= Pacuvius Calavius =

Chief magistrate of Capua during the Second Punic War

Pacuvius Calavius was the chief magistrate of Capua during the Second Punic War (218–201 BC). In the aftermath of the Battle of Lake Trasimene, he prevented the people of Capua from surrendering the city to Hannibal. When the Capuans finally capitulated, he dissuaded his son from a rash attempt on the life of the Carthaginian general.

==Background==
Calavius was descended from the noble Campanian family of the Calavii, which first appeared in history a century earlier, during the Great Samnite War. He was connected by marriage with some of the leading families at Rome. His wife, Claudia, was the daughter of Publius Claudius Pulcher, consul in 249 BC, and his daughter, Calavia, married Marcus Livius Salinator, consul in 219 and 207 BC. He may have had a brother, Sthenius, but the historian Livius states that he was one of the Ninnii Celeres.

In 218 BC, Hannibal invaded Italy, and began his relentless march down the peninsula, inflicting devastating losses to the Romans at the Battle of the Trebia, and the following year at the Battle of Lake Trasimene.

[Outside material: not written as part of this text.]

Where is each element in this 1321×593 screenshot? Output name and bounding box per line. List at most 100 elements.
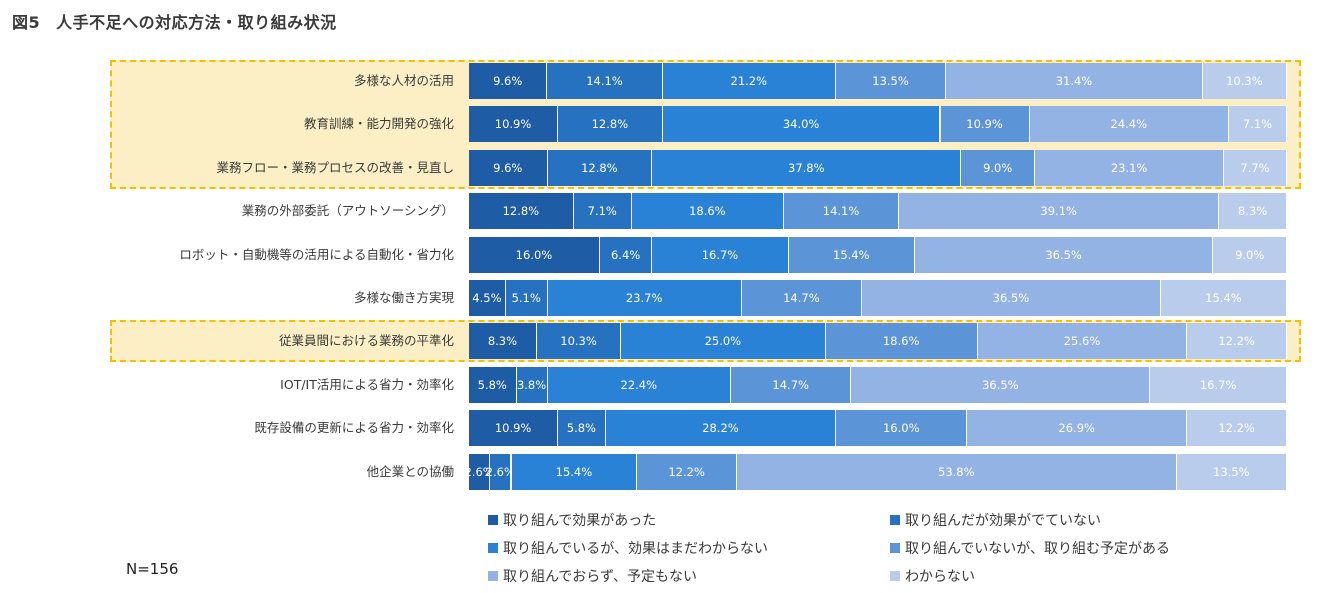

As Hannibal approached Campania, Calavius, who was chief magistrate of Capua, apprehended that the people were so frightened by the approach of the Carthaginian forces, that they would demand the surrender of the city, and perhaps massacre the Capuan senate, which opposed capitulation.

==Calavius reconciles the senate and the people==
In order to prevent the collapse of the Capuan government, Calavius devised a clever plan to bring about the reconciliation of the senate and the people. He assembled the senate, and warned them of their peril. On his assurance that he could preserve their lives, the senators allowed themselves to be shut in the senate-house under guard. Calavius went out to meet the people, and presented them with a surprising option.

He proposed that the people should proceed with their plan to try the senators and sentence them as they saw fit; but for each senator executed, the people should first choose a better man to replace him. The citizens quickly found that it was easier to condemn their leaders than to agree on their replacements, and again entrusted themselves to the senate.

==The attempt on Hannibal==
Following the disaster of the Battle of Cannae in 216 BC, Hannibal entered Campania, and Capua yielded to the inevitable. Making Capua his winter quarters, Hannibal invited Calavius and his son, Perolla, to a banquet at the house of another noble family, the Ninii Celeres. Perolla was a supporter of Decius Magius, who had opposed Hannibal's entry into the city, and argued for an alliance with Rome. It was Hannibal's plan to win over the Capuan nobility, whom he knew to be hostile to him.

During the banquet, Perolla, who made no pretense of enjoying himself, followed his father into the garden, and revealed a sword, with which he proposed to assassinate the Carthaginian general. Horrified, Calavius pleaded with his son to reconsider, arguing that such a deed, even if accomplished, would be a betrayal both of the young man's father and his city; and furthermore, that the plan was unlikely to succeed, but Perolla would certainly be cut down in the attempt. Persuaded by his father's entreaties, the younger Calavius threw his sword over the garden wall and returned to the hall.

==Reputation==
Despite his noble birth, and successful prevention of first a massacre and then the rash action of his son, the Roman historians describe Calavius as a man of unlimited ambition and yearning for power, who obtained his position through trickery. Some of this may have been interpolation from his skillful manipulation of the political crisis in 217, or it may reflect the Roman viewpoint of a powerful magistrate, whose actions placed the needs of his own city ahead of Rome.